Group should make bold restructuring moves

  • Published : Jun 29, 2014 - 20:51
  • Updated : Jun 29, 2014 - 20:51
The liquidity crisis at Dongbu Group is deepening as the nation’s 18th-largest business group has difficulty raising funds through asset sales.

Dongbu Steel Co, one of the group’s key subsidiaries with 2.6 trillion won in debt, is pushing for a voluntary restructuring deal with its creditors, as POSCO recently rejected an offer to take over the company’s cold-rolled steel plant in Incheon together with Dongbu Power’s lucrative plant in Dangjin.

If creditors accept Dongbu Steel’s proposal, the company would be allowed to restructure its operations on a voluntary basis. Yet should they reject the offer, it would be forced to conclude a stringent debt-workout agreement.

The group’s crisis could worsen as Dongbu CNI, the de facto holding company of its manufacturing affiliates, has trouble refinancing maturing debt.

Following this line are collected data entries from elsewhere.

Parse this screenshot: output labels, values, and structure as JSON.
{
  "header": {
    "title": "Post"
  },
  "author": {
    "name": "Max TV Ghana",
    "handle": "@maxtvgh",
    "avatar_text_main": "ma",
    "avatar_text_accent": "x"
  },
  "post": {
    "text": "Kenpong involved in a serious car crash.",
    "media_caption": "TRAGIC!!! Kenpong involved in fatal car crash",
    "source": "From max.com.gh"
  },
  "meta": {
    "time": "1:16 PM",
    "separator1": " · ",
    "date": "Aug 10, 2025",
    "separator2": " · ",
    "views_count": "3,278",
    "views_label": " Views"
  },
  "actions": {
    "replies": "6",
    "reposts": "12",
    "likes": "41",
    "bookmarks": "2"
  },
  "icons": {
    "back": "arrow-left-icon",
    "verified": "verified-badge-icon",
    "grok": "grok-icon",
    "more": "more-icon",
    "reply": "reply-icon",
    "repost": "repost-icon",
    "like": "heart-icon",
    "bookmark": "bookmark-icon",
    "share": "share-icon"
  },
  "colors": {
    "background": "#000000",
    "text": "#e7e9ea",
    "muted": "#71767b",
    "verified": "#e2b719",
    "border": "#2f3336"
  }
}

Should the systems integration company default on its debt, it would have to apply for court-supervised corporate rehabilitation, meaning that its owner would be deprived of managerial rights.

As Dongbu CNI has stakes in Dongbu Steel, Dongbu Hitek and Dongbu Farm Hannong, its collapse would affect these units as well.

The group can avoid this scenario if Kim Jun-ki, its chairman, uses his personal assets, including the stakes he and his family hold in group companies, to raise funds.

Creditors are pressuring Kim to offer as collateral part of the stakes his son has in Dongbu Fire Insurance, the group’s most profitable unit. But Kim is resistant as accepting the creditors’ demand would jeopardize his family’s control of the group.

Yet Kim should realize that time is not on his side. He needs to be reminded that many business groups that suffered a liquidity crisis collapsed due to their failure to act promptly. He has no time to wrangle with creditors.

Dongbu has had enough time to get itself out of trouble. Warnings were first issued early last year when STX Group, the nation’s 14th-largest conglomerate, floundered in debt.

In November, Kim announced a restructuring plan, pledging to raise 3 trillion won by 2015 through asset sales. But he has thus far raised less than 1 trillion won, raising doubts among creditors about his commitment to asset disposal.

Kim needs to make bold moves, taking lessons from the unending series of corporate collapses, including Woongjin, STX and Tong Yang. Creditor banks, for their part, need to put pressure on him to move quickly.

They also need to ensure that heavily indebted conglomerates make preemptive restructuring efforts to avoid going belly up.